1) Le premier exposé allégorique (Abr., 119-123)

Une nouvelle fois, l’exposé commence par une transition formellement très claire :τὰ μὲν οὖν τῆς ῥητῆς ἀποδόσεως ὡδὶ λελέχθω· τῆς δὲ διʼ ὑπονοιῶν ἀρκτέον (« Que soit donc dit ainsi ce qui concerne l’exposé littéral ; il faut commencer ce qui concerne l’exposé selon les significations implicites » ; § 119). Le vocabulaire de l’allégorie employé ici est le même que celui de la récapitulation du premier chapitre (§ 88), auquel s’ajoute aussitôt le vocabulaire du symbole (σύμβολα ; § 119), dont nous avons signalé la présence sous une forme nominale ou adverbiale aux paragraphes 52 et 99. Il n’y a pas d’innovation dans cette présentation qui se contente de signaler de façon appuyée un changement de registre, sans chercher à indiquer la relation possible que l’on pourrait établir entre les deux parties du développement.

Le fondement sur lequel s’appuie le nouveau registre est précisé immédiatement : σύμβολα τὰἐν φωναῖς τῶν διανοίᾳ μόνῃ καταλαμβανομένων ἐστίν (« ce qui est dans les mots est le symbole de ce qui n’est saisi que par l’intelligence » ; § 119).
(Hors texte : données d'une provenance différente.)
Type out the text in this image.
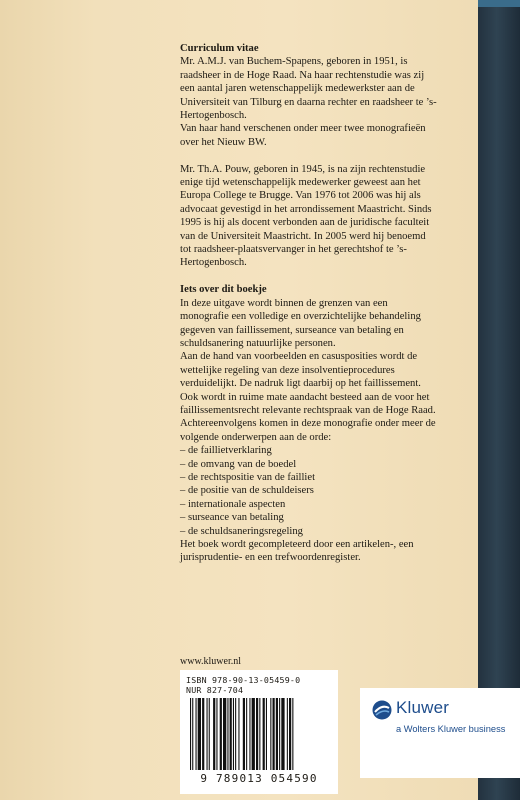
Curriculum vitae

Mr. A.M.J. van Buchem-Spapens, geboren in 1951, is raadsheer in de Hoge Raad. Na haar rechtenstudie was zij een aantal jaren wetenschappelijk medewerkster aan de Universiteit van Tilburg en daarna rechter en raadsheer te ’s-Hertogenbosch.

Van haar hand verschenen onder meer twee monografieën over het Nieuw BW.

Mr. Th.A. Pouw, geboren in 1945, is na zijn rechtenstudie enige tijd wetenschappelijk medewerker geweest aan het Europa College te Brugge. Van 1976 tot 2006 was hij als advocaat gevestigd in het arrondissement Maastricht. Sinds 1995 is hij als docent verbonden aan de juridische faculteit van de Universiteit Maastricht. In 2005 werd hij benoemd tot raadsheer-plaatsvervanger in het gerechtshof te ’s-Hertogenbosch.

Iets over dit boekje

In deze uitgave wordt binnen de grenzen van een monografie een volledige en overzichtelijke behandeling gegeven van faillissement, surseance van betaling en schuldsanering natuurlijke personen.

Aan de hand van voorbeelden en casusposities wordt de wettelijke regeling van deze insolventieprocedures verduidelijkt. De nadruk ligt daarbij op het faillissement.

Ook wordt in ruime mate aandacht besteed aan de voor het faillissementsrecht relevante rechtspraak van de Hoge Raad.

Achtereenvolgens komen in deze monografie onder meer de volgende onderwerpen aan de orde:

– de faillietverklaring
– de omvang van de boedel
– de rechtspositie van de failliet
– de positie van de schuldeisers
– internationale aspecten
– surseance van betaling
– de schuldsaneringsregeling

Het boek wordt gecompleteerd door een artikelen-, een jurisprudentie- en een trefwoordenregister.

www.kluwer.nl
ISBN 978-90-13-05459-0
NUR 827-704
9 789013 054590
Kluwer
a Wolters Kluwer business
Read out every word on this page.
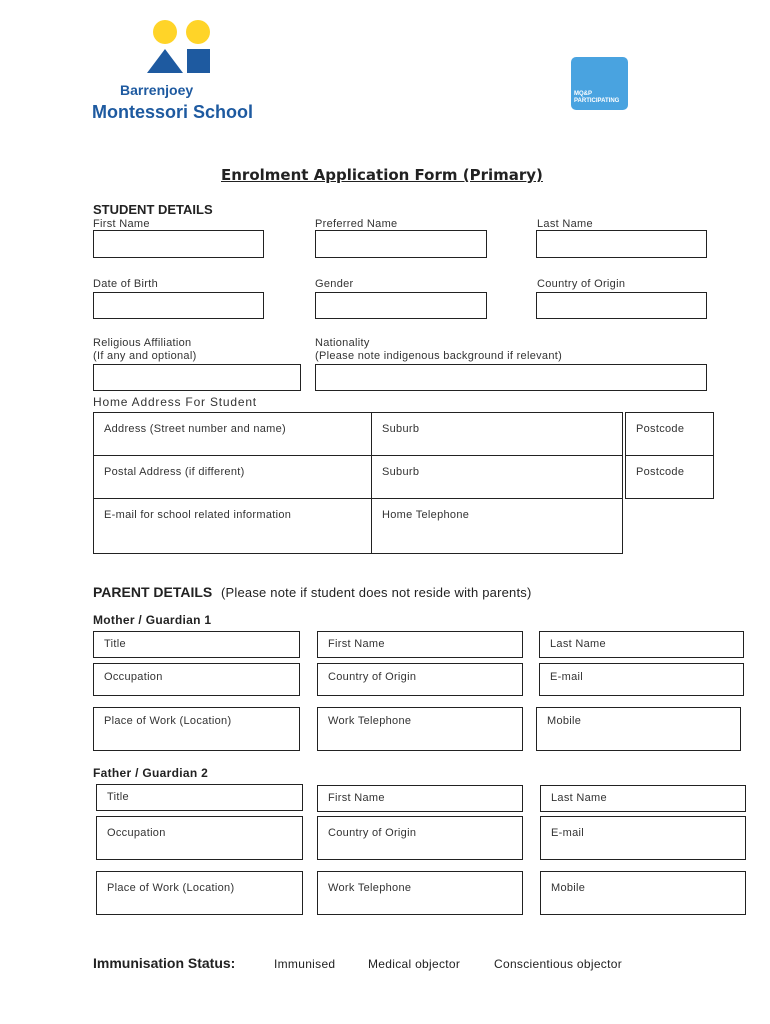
Barrenjoey
Montessori School
MQ&P PARTICIPATING
Enrolment Application Form (Primary)
STUDENT DETAILS
First Name	Preferred Name	Last Name
Date of Birth	Gender	Country of Origin
Religious Affiliation
(If any and optional)
Nationality
(Please note indigenous background if relevant)
Home Address For Student
Address (Street number and name)	Suburb	Postcode
Postal Address (if different)	Suburb	Postcode
E-mail for school related information	Home Telephone
PARENT DETAILS (Please note if student does not reside with parents)
Mother / Guardian 1
Title	First Name	Last Name
Occupation	Country of Origin	E-mail
Place of Work (Location)	Work Telephone	Mobile
Father / Guardian 2
Title	First Name	Last Name
Occupation	Country of Origin	E-mail
Place of Work (Location)	Work Telephone	Mobile
Immunisation Status:	Immunised	Medical objector	Conscientious objector
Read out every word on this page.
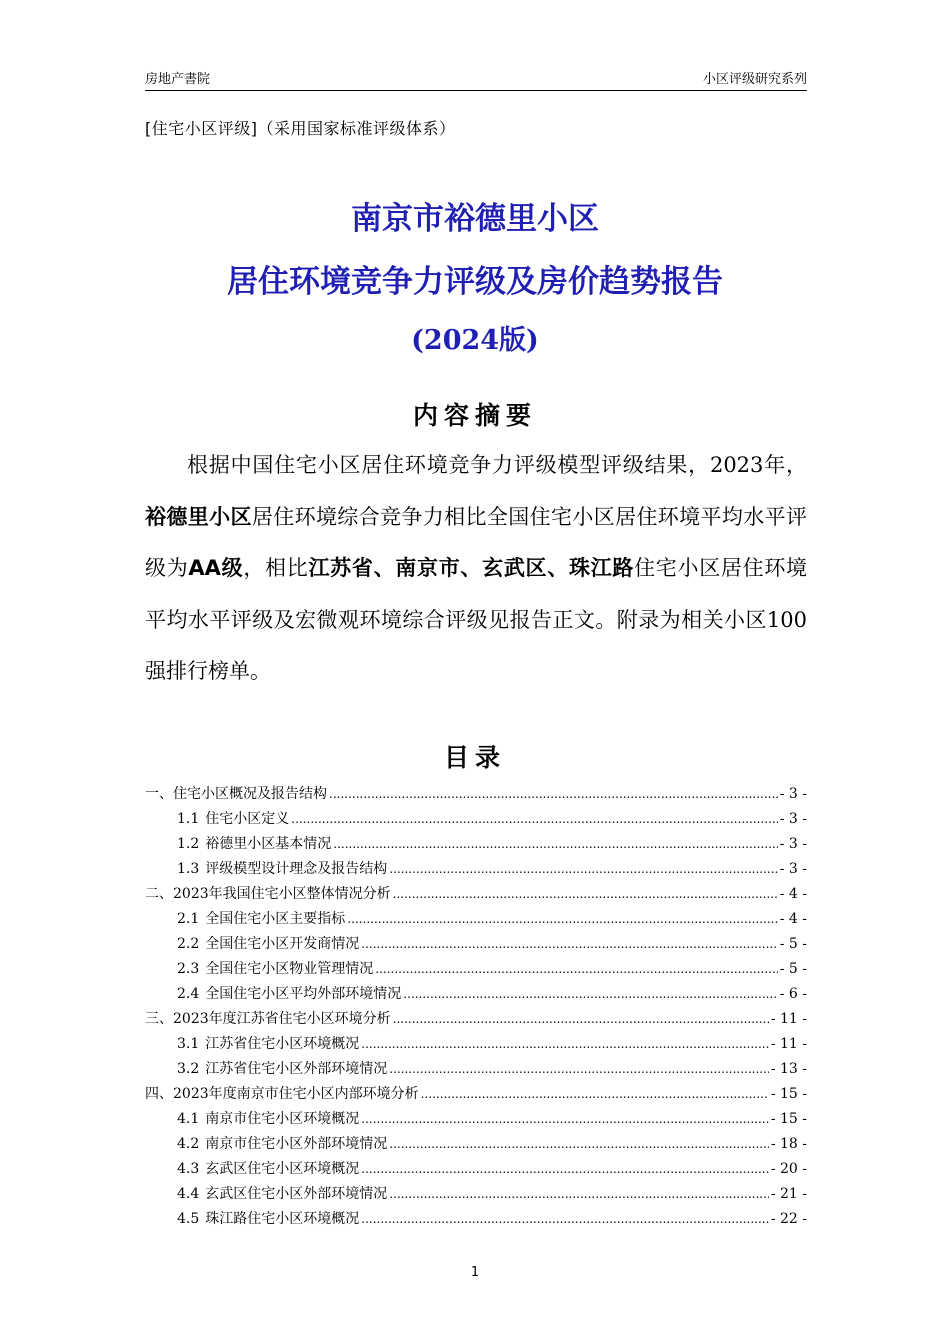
房地产書院	小区评级研究系列
[住宅小区评级]（采用国家标准评级体系）
南京市裕德里小区
居住环境竞争力评级及房价趋势报告
(2024版)
内容摘要

根据中国住宅小区居住环境竞争力评级模型评级结果，2023年，裕德里小区居住环境综合竞争力相比全国住宅小区居住环境平均水平评级为AA级，相比江苏省、南京市、玄武区、珠江路住宅小区居住环境平均水平评级及宏微观环境综合评级见报告正文。附录为相关小区100强排行榜单。

目录
一、住宅小区概况及报告结构 .....	- 3 -
1.1 住宅小区定义 .....	- 3 -
1.2 裕德里小区基本情况 .....	- 3 -
1.3 评级模型设计理念及报告结构 .....	- 3 -
二、2023年我国住宅小区整体情况分析 .....	- 4 -
2.1 全国住宅小区主要指标 .....	- 4 -
2.2 全国住宅小区开发商情况 .....	- 5 -
2.3 全国住宅小区物业管理情况 .....	- 5 -
2.4 全国住宅小区平均外部环境情况 .....	- 6 -
三、2023年度江苏省住宅小区环境分析 .....	- 11 -
3.1 江苏省住宅小区环境概况 .....	- 11 -
3.2 江苏省住宅小区外部环境情况 .....	- 13 -
四、2023年度南京市住宅小区内部环境分析 .....	- 15 -
4.1 南京市住宅小区环境概况 .....	- 15 -
4.2 南京市住宅小区外部环境情况 .....	- 18 -
4.3 玄武区住宅小区环境概况 .....	- 20 -
4.4 玄武区住宅小区外部环境情况 .....	- 21 -
4.5 珠江路住宅小区环境概况 .....	- 22 -
1
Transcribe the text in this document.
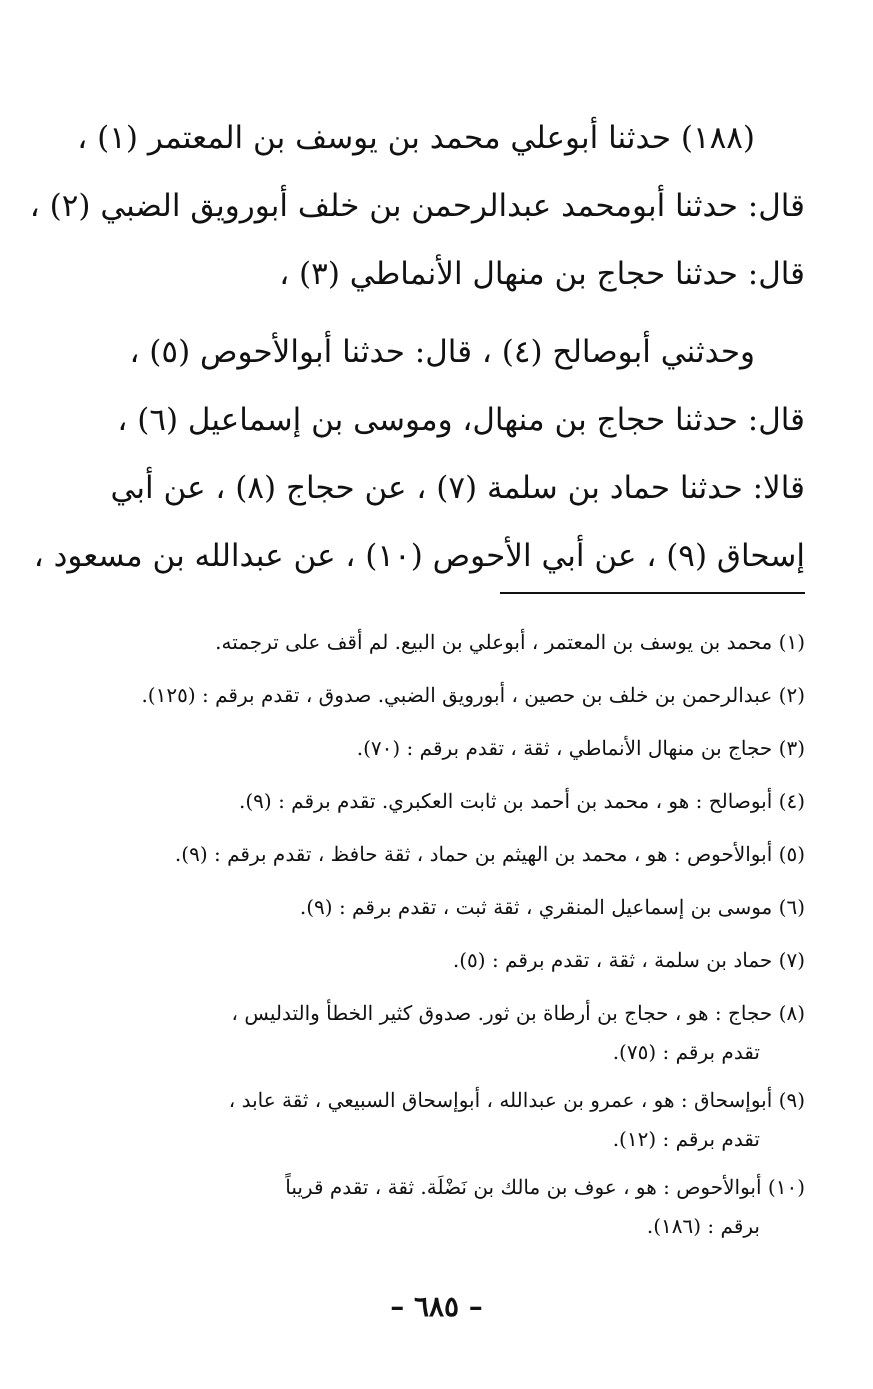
(١٨٨) حدثنا أبوعلي محمد بن يوسف بن المعتمر (١) ،
قال: حدثنا أبومحمد عبدالرحمن بن خلف أبورويق الضبي (٢) ،
قال: حدثنا حجاج بن منهال الأنماطي (٣) ،
وحدثني أبوصالح (٤) ، قال: حدثنا أبوالأحوص (٥) ،
قال: حدثنا حجاج بن منهال، وموسى بن إسماعيل (٦) ،
قالا: حدثنا حماد بن سلمة (٧) ، عن حجاج (٨) ، عن أبي
إسحاق (٩) ، عن أبي الأحوص (١٠) ، عن عبدالله بن مسعود ،
(١) محمد بن يوسف بن المعتمر ، أبوعلي بن البيع. لم أقف على ترجمته.
(٢) عبدالرحمن بن خلف بن حصين ، أبورويق الضبي. صدوق ، تقدم برقم : (١٢٥).
(٣) حجاج بن منهال الأنماطي ، ثقة ، تقدم برقم : (٧٠).
(٤) أبوصالح : هو ، محمد بن أحمد بن ثابت العكبري. تقدم برقم : (٩).
(٥) أبوالأحوص : هو ، محمد بن الهيثم بن حماد ، ثقة حافظ ، تقدم برقم : (٩).
(٦) موسى بن إسماعيل المنقري ، ثقة ثبت ، تقدم برقم : (٩).
(٧) حماد بن سلمة ، ثقة ، تقدم برقم : (٥).
(٨) حجاج : هو ، حجاج بن أرطاة بن ثور. صدوق كثير الخطأ والتدليس ،
تقدم برقم : (٧٥).
(٩) أبوإسحاق : هو ، عمرو بن عبدالله ، أبوإسحاق السبيعي ، ثقة عابد ،
تقدم برقم : (١٢).
(١٠) أبوالأحوص : هو ، عوف بن مالك بن نَضْلَة. ثقة ، تقدم قريباً
برقم : (١٨٦).
– ٦٨٥ –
Comme dans les développements précédents, Philon se focalise dans l’exposé allégorique sur un sens qui relève de l’activité spécifique de l’intelligence. Il ajoute en outre une précision sur le langage : en sus de sa valeur référentielle, qui permet de reconstituer une scène à partir des détails qu’il livre, le langage contient, mais de façon cachée, un autre sens. Le sens littéral relève de l’évidence, du sens premier du langage, tandis que l’allégorie implique de déchiffrer, à partir des mêmes mots, mais avec des outils différents, un sens propre aux réalités intelligibles. Une nouvelle fois, après l’inversion des rôles respectifs de la vertu et de l’intellect tels que le langage tendait à les définir (§ 99-102), le langage révèle ses limites, en même temps qu’il demeure le support du déchiffrement d’un nouveau sens. Notons que s’il a bien été question de διανοία (§ 107) au début de l’exposé littéral par opposition à des paroles (τῶν λεγομένων ; ibid.), c’était pour exprimer la relation, et en l’occurrence la cohérence, entre des mots et l’« intention » de celui qui les prononçait. Ici, le passage de l’un à l’autre constitue un seuil : après avoir montré la manière selon laquelle quelque chose de divin se manifestait dans la réalité concrète de la vie du sage, telle que le langage l’exprime de façon évidente, Philon expose la nécessité de franchir un pas, qui seul permet de comprendre le sens sous-jacent et plus profond des mots.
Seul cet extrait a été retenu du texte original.